Beaucoup d'écomusées, ou d'associations de mise en valeur du patrimoine utilisent le système traditionnel des expositions, langage propre au musée traditionnel, mais cela suppose de faire visiter l'exposition, dans un local spécialement aménagé, et aussi une scénographie, qui est elle-même le résultat d'une interprétation par des spécialistes du patrimoine de la communauté.

Certains ont cherché des solutions différentes. A Lomba do Pinheiro (Porto Alegre, Brésil), on a fait des expositions de panneaux travaillés avec les habitants et présentés dans la rue, là où les gens passent. L'Ecomuseu comunitario de Santa Cruz (Rio de Janeiro, Brésil) considère que des activités de promenade, des veillées de mémoire, des manifestations de revendication environnementale sont des expositions.

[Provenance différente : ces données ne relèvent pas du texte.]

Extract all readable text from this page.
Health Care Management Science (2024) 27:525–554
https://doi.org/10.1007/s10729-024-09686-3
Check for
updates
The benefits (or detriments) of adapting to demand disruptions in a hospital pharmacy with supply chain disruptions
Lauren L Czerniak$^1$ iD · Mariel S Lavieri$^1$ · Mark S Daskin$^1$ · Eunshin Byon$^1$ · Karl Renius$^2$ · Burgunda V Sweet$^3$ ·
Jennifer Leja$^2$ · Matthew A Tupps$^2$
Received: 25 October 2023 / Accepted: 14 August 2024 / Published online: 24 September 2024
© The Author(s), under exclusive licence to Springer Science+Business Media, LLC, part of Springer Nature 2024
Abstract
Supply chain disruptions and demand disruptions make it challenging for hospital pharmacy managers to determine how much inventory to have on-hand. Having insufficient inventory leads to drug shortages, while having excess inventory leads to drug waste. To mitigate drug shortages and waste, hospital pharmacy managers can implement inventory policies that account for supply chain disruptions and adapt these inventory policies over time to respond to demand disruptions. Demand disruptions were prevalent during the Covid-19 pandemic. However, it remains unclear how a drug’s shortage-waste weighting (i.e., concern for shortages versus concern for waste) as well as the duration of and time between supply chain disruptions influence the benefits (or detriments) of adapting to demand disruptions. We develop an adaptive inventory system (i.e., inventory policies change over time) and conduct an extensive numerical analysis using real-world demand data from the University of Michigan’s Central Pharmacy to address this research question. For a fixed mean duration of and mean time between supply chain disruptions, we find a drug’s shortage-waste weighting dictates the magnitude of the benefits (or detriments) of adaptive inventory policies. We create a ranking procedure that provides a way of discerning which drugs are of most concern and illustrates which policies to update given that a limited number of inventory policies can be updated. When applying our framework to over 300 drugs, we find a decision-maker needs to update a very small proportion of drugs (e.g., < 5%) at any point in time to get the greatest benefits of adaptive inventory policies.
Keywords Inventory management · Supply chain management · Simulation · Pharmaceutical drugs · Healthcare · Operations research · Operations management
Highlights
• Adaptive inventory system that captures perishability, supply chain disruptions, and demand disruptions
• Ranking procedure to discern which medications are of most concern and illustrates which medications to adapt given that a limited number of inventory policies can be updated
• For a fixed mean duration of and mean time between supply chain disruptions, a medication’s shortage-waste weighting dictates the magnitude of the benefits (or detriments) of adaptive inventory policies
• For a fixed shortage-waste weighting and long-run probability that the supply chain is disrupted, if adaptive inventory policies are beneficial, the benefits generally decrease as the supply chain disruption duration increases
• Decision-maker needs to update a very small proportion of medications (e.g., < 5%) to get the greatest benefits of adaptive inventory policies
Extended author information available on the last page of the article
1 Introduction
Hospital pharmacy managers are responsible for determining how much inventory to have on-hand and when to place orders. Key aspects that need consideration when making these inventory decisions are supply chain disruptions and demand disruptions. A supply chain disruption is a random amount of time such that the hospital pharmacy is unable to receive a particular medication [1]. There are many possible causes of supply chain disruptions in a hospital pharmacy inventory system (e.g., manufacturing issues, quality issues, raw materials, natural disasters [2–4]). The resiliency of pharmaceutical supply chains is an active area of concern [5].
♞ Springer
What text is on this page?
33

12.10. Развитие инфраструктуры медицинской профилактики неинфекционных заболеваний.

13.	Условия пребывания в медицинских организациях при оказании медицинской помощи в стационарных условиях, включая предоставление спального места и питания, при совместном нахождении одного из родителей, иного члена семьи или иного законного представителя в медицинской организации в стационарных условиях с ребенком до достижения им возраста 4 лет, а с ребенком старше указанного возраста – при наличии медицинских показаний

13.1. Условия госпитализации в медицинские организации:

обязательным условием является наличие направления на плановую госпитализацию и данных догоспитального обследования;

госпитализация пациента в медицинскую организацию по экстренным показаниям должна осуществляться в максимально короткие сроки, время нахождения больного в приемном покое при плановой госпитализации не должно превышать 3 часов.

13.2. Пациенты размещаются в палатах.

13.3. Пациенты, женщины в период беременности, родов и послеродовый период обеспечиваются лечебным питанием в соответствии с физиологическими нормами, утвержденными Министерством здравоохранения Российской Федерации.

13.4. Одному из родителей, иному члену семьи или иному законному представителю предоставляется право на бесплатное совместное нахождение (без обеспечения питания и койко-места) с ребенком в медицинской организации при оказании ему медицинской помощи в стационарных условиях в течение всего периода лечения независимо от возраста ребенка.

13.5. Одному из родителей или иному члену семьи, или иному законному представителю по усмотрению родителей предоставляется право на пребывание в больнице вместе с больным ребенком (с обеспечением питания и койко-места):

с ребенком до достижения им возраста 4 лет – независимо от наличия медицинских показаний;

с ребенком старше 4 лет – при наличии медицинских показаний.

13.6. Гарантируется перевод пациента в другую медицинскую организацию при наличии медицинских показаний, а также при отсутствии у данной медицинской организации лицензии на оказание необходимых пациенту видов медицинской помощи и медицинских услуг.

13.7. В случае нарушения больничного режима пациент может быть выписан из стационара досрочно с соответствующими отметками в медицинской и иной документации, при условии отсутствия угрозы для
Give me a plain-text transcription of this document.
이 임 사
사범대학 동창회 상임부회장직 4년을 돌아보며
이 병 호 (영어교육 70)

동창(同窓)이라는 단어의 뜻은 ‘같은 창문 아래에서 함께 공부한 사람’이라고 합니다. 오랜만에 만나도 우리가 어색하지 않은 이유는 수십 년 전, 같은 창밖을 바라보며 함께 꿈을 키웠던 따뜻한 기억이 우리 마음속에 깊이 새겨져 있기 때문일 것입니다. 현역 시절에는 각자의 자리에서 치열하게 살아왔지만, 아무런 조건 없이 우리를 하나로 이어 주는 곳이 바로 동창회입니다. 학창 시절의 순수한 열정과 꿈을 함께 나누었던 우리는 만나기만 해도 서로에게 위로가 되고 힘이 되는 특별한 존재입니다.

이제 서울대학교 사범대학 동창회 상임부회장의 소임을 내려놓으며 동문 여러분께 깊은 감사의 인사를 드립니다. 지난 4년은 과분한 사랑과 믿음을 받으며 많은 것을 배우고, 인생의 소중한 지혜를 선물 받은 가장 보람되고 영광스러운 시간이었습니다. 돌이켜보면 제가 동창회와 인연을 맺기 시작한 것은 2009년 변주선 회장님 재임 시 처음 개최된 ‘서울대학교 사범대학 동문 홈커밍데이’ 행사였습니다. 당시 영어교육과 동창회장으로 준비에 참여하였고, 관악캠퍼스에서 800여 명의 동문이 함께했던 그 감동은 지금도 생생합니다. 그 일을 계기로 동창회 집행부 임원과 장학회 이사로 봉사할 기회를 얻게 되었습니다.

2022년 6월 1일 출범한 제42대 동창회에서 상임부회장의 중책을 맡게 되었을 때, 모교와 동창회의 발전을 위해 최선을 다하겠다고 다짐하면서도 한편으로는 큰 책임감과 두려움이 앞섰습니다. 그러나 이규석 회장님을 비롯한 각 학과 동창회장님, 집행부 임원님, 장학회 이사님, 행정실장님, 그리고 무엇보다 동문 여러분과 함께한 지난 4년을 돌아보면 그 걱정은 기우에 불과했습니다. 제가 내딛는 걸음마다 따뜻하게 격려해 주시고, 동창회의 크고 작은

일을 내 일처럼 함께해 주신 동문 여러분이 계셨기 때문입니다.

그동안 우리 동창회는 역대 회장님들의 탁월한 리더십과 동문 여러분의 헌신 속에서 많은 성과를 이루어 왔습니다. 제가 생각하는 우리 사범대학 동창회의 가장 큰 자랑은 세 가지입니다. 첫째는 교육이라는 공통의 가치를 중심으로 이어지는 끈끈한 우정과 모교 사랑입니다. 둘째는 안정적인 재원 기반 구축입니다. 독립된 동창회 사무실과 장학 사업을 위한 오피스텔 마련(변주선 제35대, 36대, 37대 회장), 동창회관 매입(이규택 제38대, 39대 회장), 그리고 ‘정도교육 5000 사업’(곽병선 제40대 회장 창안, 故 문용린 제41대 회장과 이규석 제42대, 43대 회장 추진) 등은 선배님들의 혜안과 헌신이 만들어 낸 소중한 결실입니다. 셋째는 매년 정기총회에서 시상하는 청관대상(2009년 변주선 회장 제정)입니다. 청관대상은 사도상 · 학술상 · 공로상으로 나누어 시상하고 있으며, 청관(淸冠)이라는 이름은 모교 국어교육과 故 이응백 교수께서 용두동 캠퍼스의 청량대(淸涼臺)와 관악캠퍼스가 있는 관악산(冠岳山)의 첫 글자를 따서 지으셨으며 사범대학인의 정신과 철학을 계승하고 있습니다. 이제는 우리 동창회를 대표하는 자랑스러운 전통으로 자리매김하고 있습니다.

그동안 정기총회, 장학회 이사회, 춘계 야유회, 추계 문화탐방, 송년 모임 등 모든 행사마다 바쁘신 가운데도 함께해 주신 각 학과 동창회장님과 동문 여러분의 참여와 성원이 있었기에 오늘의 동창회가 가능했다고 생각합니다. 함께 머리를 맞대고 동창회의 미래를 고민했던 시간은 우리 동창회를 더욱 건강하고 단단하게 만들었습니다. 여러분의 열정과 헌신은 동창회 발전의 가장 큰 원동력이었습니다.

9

Un peu partout, on complète les expositions classiques par l'organisation d'un réseau de sentiers qui quadrillent le territoire (mulattiere à l'Ecomuseo Val Taleggio en Italie, par exemple).

Je viens de recevoir de Raul Dal Santo un dossier qui me paraît aller plus loin dans la réflexion et surtout dans la pratique de ce qu'on pourrait appeler "exposition écomuséologique": le nouveau programme "cibo del corpo degli occhi e dell’anima", qui combine le maillage en parcours thématiques du patrimoine, surtout urbain, et des méthodes les plus actuelles de médiation utilisant les outils de communication que nous possédons tous et avons l'habitude d'utiliser pour la consommation comme pour les relations sociales. Ce projet s'appuie sur plusieurs années d'expérimentation et sur la volonté de faire connaître et approprier son patrimoine par la population elle-même, sans oublier évidemment les visiteurs occasionnels.

http://ecomuseo.comune.parabiago.mi.it/p3/cibo/progetto.pdf

Même si la présentation de ce programme est en italien, je pense qu'il est possible d'en comprendre l'essentiel, ce qui peut donner envie d'aller voir sur place. Je sais que beaucoup d'écomusées, notamment en Italie, ont des pratiques remarquables allant dans le même sens, mais je voulais faire connaître immédiatement ce cas particulier, qui se passe dans un site que je connais et dont j'admire la créativité et le dynamisme.